Tuesday, October 10, 2006
Being brought up in a tropical country, I have no idea about hibernation and migration that happen in four-season counties. Three years ago, I experienced the first snow in my life, in the mean time, I got the first lesson about animals hibernation and birds migration.
Today, in Barb's class, we read a science article about Monarch Butterfly migration. Whoa! Butterfly migration -- I didn't know about this before (hubby is correct, I am lack of reading). Every year at this moment, millions of Monarchs migrate between Mexico and the United States and Canada. They migrate more than 3,000 miles back and forth to winter homes. I wonder how these paper-thin wings and delicate bodies Monarchs can survive the rigors of long distance travel?

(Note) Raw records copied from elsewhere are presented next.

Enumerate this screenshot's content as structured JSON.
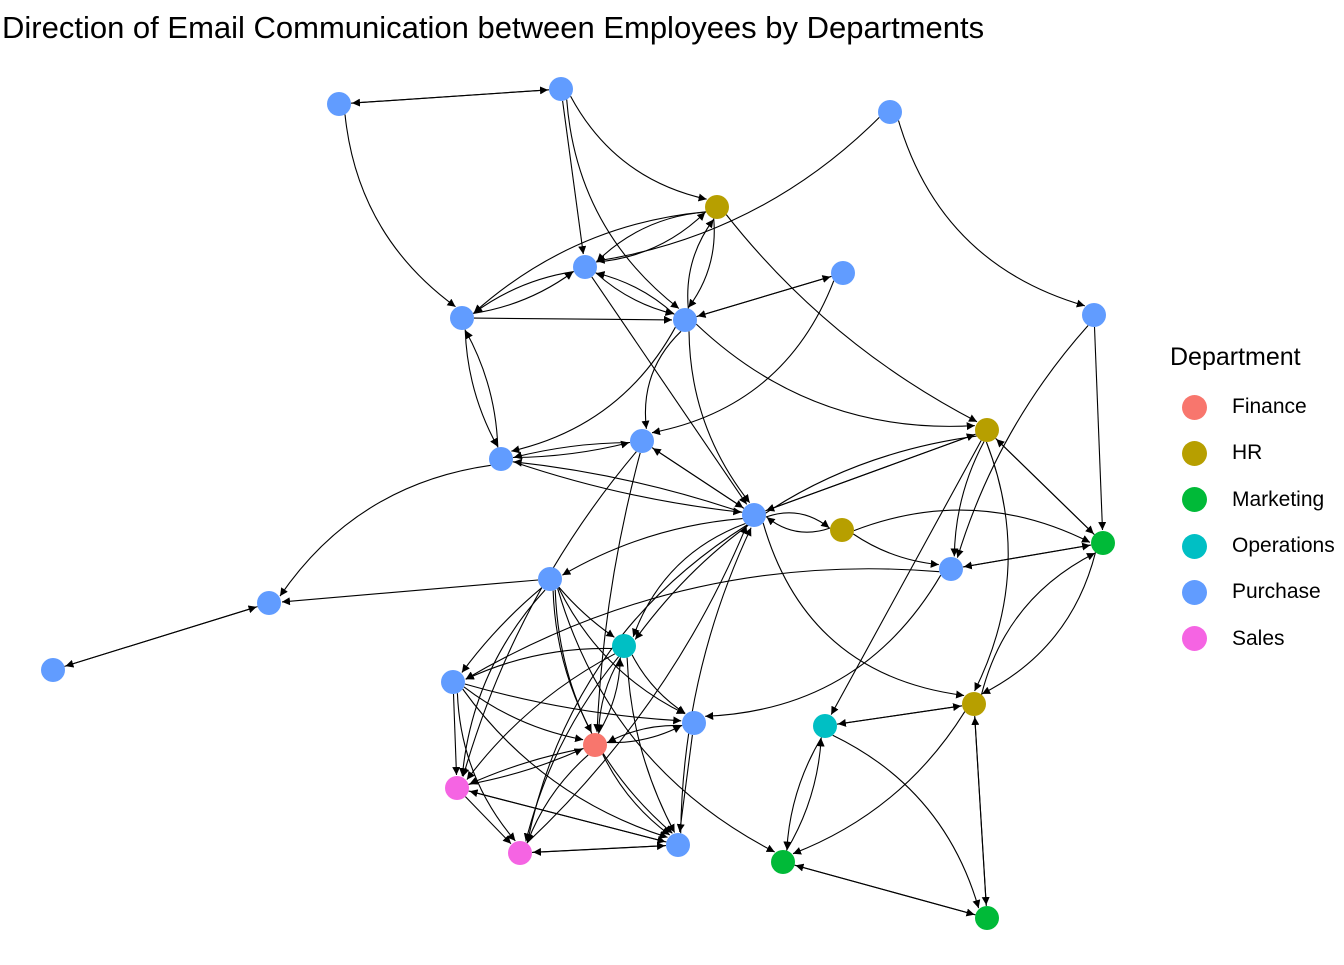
{
  "title": "Direction of Email Communication between Employees by Departments",
  "legend": {
    "title": "Department",
    "items": [
      {
        "label": "Finance",
        "color": "#F8766D"
      },
      {
        "label": "HR",
        "color": "#B79F00"
      },
      {
        "label": "Marketing",
        "color": "#00BA38"
      },
      {
        "label": "Operations",
        "color": "#00BFC4"
      },
      {
        "label": "Purchase",
        "color": "#619CFF"
      },
      {
        "label": "Sales",
        "color": "#F564E3"
      }
    ]
  },
  "network": {
    "nodes": [
      {
        "id": "p1",
        "dept": "Purchase"
      },
      {
        "id": "p2",
        "dept": "Purchase"
      },
      {
        "id": "p3",
        "dept": "Purchase"
      },
      {
        "id": "h1",
        "dept": "HR"
      },
      {
        "id": "p4",
        "dept": "Purchase"
      },
      {
        "id": "p5",
        "dept": "Purchase"
      },
      {
        "id": "p6",
        "dept": "Purchase"
      },
      {
        "id": "p7",
        "dept": "Purchase"
      },
      {
        "id": "p8",
        "dept": "Purchase"
      },
      {
        "id": "h2",
        "dept": "HR"
      },
      {
        "id": "p9",
        "dept": "Purchase"
      },
      {
        "id": "p10",
        "dept": "Purchase"
      },
      {
        "id": "p11",
        "dept": "Purchase"
      },
      {
        "id": "h3",
        "dept": "HR"
      },
      {
        "id": "m1",
        "dept": "Marketing"
      },
      {
        "id": "p12",
        "dept": "Purchase"
      },
      {
        "id": "p13",
        "dept": "Purchase"
      },
      {
        "id": "p14",
        "dept": "Purchase"
      },
      {
        "id": "p15",
        "dept": "Purchase"
      },
      {
        "id": "o1",
        "dept": "Operations"
      },
      {
        "id": "p16",
        "dept": "Purchase"
      },
      {
        "id": "h4",
        "dept": "HR"
      },
      {
        "id": "p17",
        "dept": "Purchase"
      },
      {
        "id": "o2",
        "dept": "Operations"
      },
      {
        "id": "f1",
        "dept": "Finance"
      },
      {
        "id": "s1",
        "dept": "Sales"
      },
      {
        "id": "s2",
        "dept": "Sales"
      },
      {
        "id": "p18",
        "dept": "Purchase"
      },
      {
        "id": "m2",
        "dept": "Marketing"
      },
      {
        "id": "m3",
        "dept": "Marketing"
      }
    ],
    "edges": [
      {
        "from": "p1",
        "to": "p2",
        "curv": 0
      },
      {
        "from": "p2",
        "to": "p1",
        "curv": 0
      },
      {
        "from": "p1",
        "to": "p5",
        "curv": 0.2
      },
      {
        "from": "p2",
        "to": "h1",
        "curv": 0.2
      },
      {
        "from": "p2",
        "to": "p4",
        "curv": 0
      },
      {
        "from": "p2",
        "to": "p6",
        "curv": 0.2
      },
      {
        "from": "p3",
        "to": "p4",
        "curv": -0.15
      },
      {
        "from": "p3",
        "to": "p8",
        "curv": 0.25
      },
      {
        "from": "h1",
        "to": "p4",
        "curv": 0.15
      },
      {
        "from": "p4",
        "to": "h1",
        "curv": 0.15
      },
      {
        "from": "h1",
        "to": "p5",
        "curv": 0.15
      },
      {
        "from": "h1",
        "to": "p6",
        "curv": -0.15
      },
      {
        "from": "p6",
        "to": "h1",
        "curv": -0.15
      },
      {
        "from": "h1",
        "to": "h2",
        "curv": 0.1
      },
      {
        "from": "p4",
        "to": "p5",
        "curv": 0.1
      },
      {
        "from": "p5",
        "to": "p4",
        "curv": 0.1
      },
      {
        "from": "p4",
        "to": "p6",
        "curv": 0.1
      },
      {
        "from": "p6",
        "to": "p4",
        "curv": 0.1
      },
      {
        "from": "p4",
        "to": "p11",
        "curv": 0
      },
      {
        "from": "p5",
        "to": "p6",
        "curv": 0
      },
      {
        "from": "p5",
        "to": "p9",
        "curv": 0.1
      },
      {
        "from": "p9",
        "to": "p5",
        "curv": 0.1
      },
      {
        "from": "p7",
        "to": "p6",
        "curv": 0
      },
      {
        "from": "p6",
        "to": "p7",
        "curv": 0
      },
      {
        "from": "p6",
        "to": "p9",
        "curv": -0.2
      },
      {
        "from": "p6",
        "to": "p10",
        "curv": 0.2
      },
      {
        "from": "p6",
        "to": "p11",
        "curv": 0.15
      },
      {
        "from": "p6",
        "to": "h2",
        "curv": 0.2
      },
      {
        "from": "p7",
        "to": "p10",
        "curv": -0.25
      },
      {
        "from": "p8",
        "to": "m1",
        "curv": 0
      },
      {
        "from": "p8",
        "to": "p12",
        "curv": 0.1
      },
      {
        "from": "p9",
        "to": "p10",
        "curv": 0.05
      },
      {
        "from": "p10",
        "to": "p9",
        "curv": 0.05
      },
      {
        "from": "p9",
        "to": "p11",
        "curv": 0.05
      },
      {
        "from": "p11",
        "to": "p9",
        "curv": 0.05
      },
      {
        "from": "p9",
        "to": "p14",
        "curv": 0.2
      },
      {
        "from": "p10",
        "to": "p11",
        "curv": 0
      },
      {
        "from": "p11",
        "to": "p10",
        "curv": 0
      },
      {
        "from": "p10",
        "to": "f1",
        "curv": 0.05
      },
      {
        "from": "p11",
        "to": "h2",
        "curv": 0
      },
      {
        "from": "h2",
        "to": "p11",
        "curv": 0
      },
      {
        "from": "p11",
        "to": "h3",
        "curv": -0.2
      },
      {
        "from": "h3",
        "to": "p11",
        "curv": -0.2
      },
      {
        "from": "p11",
        "to": "p11",
        "curv": 0
      },
      {
        "from": "p11",
        "to": "p13",
        "curv": 0.1
      },
      {
        "from": "p11",
        "to": "o1",
        "curv": 0.2
      },
      {
        "from": "p11",
        "to": "h4",
        "curv": 0.3
      },
      {
        "from": "p11",
        "to": "s2",
        "curv": 0.2
      },
      {
        "from": "h2",
        "to": "m1",
        "curv": 0
      },
      {
        "from": "m1",
        "to": "h2",
        "curv": 0
      },
      {
        "from": "h2",
        "to": "p12",
        "curv": 0.1
      },
      {
        "from": "h2",
        "to": "h4",
        "curv": -0.2
      },
      {
        "from": "h2",
        "to": "o2",
        "curv": 0
      },
      {
        "from": "h2",
        "to": "o1",
        "curv": 0.2
      },
      {
        "from": "h3",
        "to": "p12",
        "curv": 0.1
      },
      {
        "from": "h3",
        "to": "m1",
        "curv": -0.2
      },
      {
        "from": "m1",
        "to": "p12",
        "curv": 0
      },
      {
        "from": "p12",
        "to": "m1",
        "curv": 0
      },
      {
        "from": "m1",
        "to": "h4",
        "curv": -0.2
      },
      {
        "from": "h4",
        "to": "m1",
        "curv": -0.2
      },
      {
        "from": "p12",
        "to": "p17",
        "curv": -0.25
      },
      {
        "from": "p13",
        "to": "p14",
        "curv": 0
      },
      {
        "from": "p14",
        "to": "p15",
        "curv": 0
      },
      {
        "from": "p13",
        "to": "p16",
        "curv": 0.05
      },
      {
        "from": "p13",
        "to": "o1",
        "curv": 0.05
      },
      {
        "from": "p13",
        "to": "p17",
        "curv": 0.15
      },
      {
        "from": "p13",
        "to": "s1",
        "curv": 0.15
      },
      {
        "from": "p13",
        "to": "p18",
        "curv": 0.2
      },
      {
        "from": "p13",
        "to": "m2",
        "curv": 0.2
      },
      {
        "from": "p13",
        "to": "f1",
        "curv": 0.1
      },
      {
        "from": "o1",
        "to": "p16",
        "curv": 0.1
      },
      {
        "from": "o1",
        "to": "p17",
        "curv": 0.1
      },
      {
        "from": "o1",
        "to": "f1",
        "curv": 0.1
      },
      {
        "from": "f1",
        "to": "o1",
        "curv": 0.1
      },
      {
        "from": "o1",
        "to": "s1",
        "curv": 0.1
      },
      {
        "from": "o1",
        "to": "s2",
        "curv": 0.1
      },
      {
        "from": "o1",
        "to": "p18",
        "curv": 0.1
      },
      {
        "from": "p16",
        "to": "p17",
        "curv": 0.05
      },
      {
        "from": "p16",
        "to": "f1",
        "curv": 0.1
      },
      {
        "from": "p16",
        "to": "s1",
        "curv": 0
      },
      {
        "from": "p16",
        "to": "s2",
        "curv": 0.15
      },
      {
        "from": "p16",
        "to": "p18",
        "curv": 0.15
      },
      {
        "from": "p17",
        "to": "f1",
        "curv": 0.1
      },
      {
        "from": "f1",
        "to": "p17",
        "curv": 0.1
      },
      {
        "from": "p17",
        "to": "p18",
        "curv": 0
      },
      {
        "from": "f1",
        "to": "s1",
        "curv": 0.05
      },
      {
        "from": "s1",
        "to": "f1",
        "curv": 0.05
      },
      {
        "from": "f1",
        "to": "s2",
        "curv": 0.1
      },
      {
        "from": "f1",
        "to": "p18",
        "curv": 0.1
      },
      {
        "from": "s1",
        "to": "s2",
        "curv": 0
      },
      {
        "from": "s1",
        "to": "p18",
        "curv": 0
      },
      {
        "from": "p18",
        "to": "s1",
        "curv": 0
      },
      {
        "from": "s2",
        "to": "p18",
        "curv": 0
      },
      {
        "from": "p18",
        "to": "s2",
        "curv": 0
      },
      {
        "from": "p18",
        "to": "p11",
        "curv": -0.1
      },
      {
        "from": "o2",
        "to": "h4",
        "curv": 0
      },
      {
        "from": "h4",
        "to": "o2",
        "curv": 0
      },
      {
        "from": "o2",
        "to": "m2",
        "curv": 0.1
      },
      {
        "from": "m2",
        "to": "o2",
        "curv": 0.1
      },
      {
        "from": "o2",
        "to": "m3",
        "curv": -0.2
      },
      {
        "from": "h4",
        "to": "m3",
        "curv": 0
      },
      {
        "from": "m3",
        "to": "h4",
        "curv": 0
      },
      {
        "from": "h4",
        "to": "m2",
        "curv": -0.15
      },
      {
        "from": "m2",
        "to": "m3",
        "curv": 0
      },
      {
        "from": "m3",
        "to": "m2",
        "curv": 0
      },
      {
        "from": "p12",
        "to": "p16",
        "curv": 0.15
      },
      {
        "from": "s2",
        "to": "p11",
        "curv": 0.1
      },
      {
        "from": "p10",
        "to": "s1",
        "curv": 0.1
      },
      {
        "from": "p15",
        "to": "p14",
        "curv": 0
      }
    ]
  }
}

Monarchs don't have map -- so how do they know where they are going? Nobody knows the answer. Some have suggested they use the sun, mountains, and other landmarks to guide their homing system. One of the entomologist claimed that Monarchs are one of the few creatures on earth that can orient themselves both in latitude and longitude. When the sun at their latitude drops to about 57 degrees above the southern horizon, all Monarchs start migrating. But, so far, Monarch migration remains one of the great mysteries of the natural world.
We as human beings have to admit that when it comes to dealing with winter, a lot of creatures on the earth seem an awful smarter than humans. While we are shivering in the dark and griping about the weather, they simply head for a warmer climate.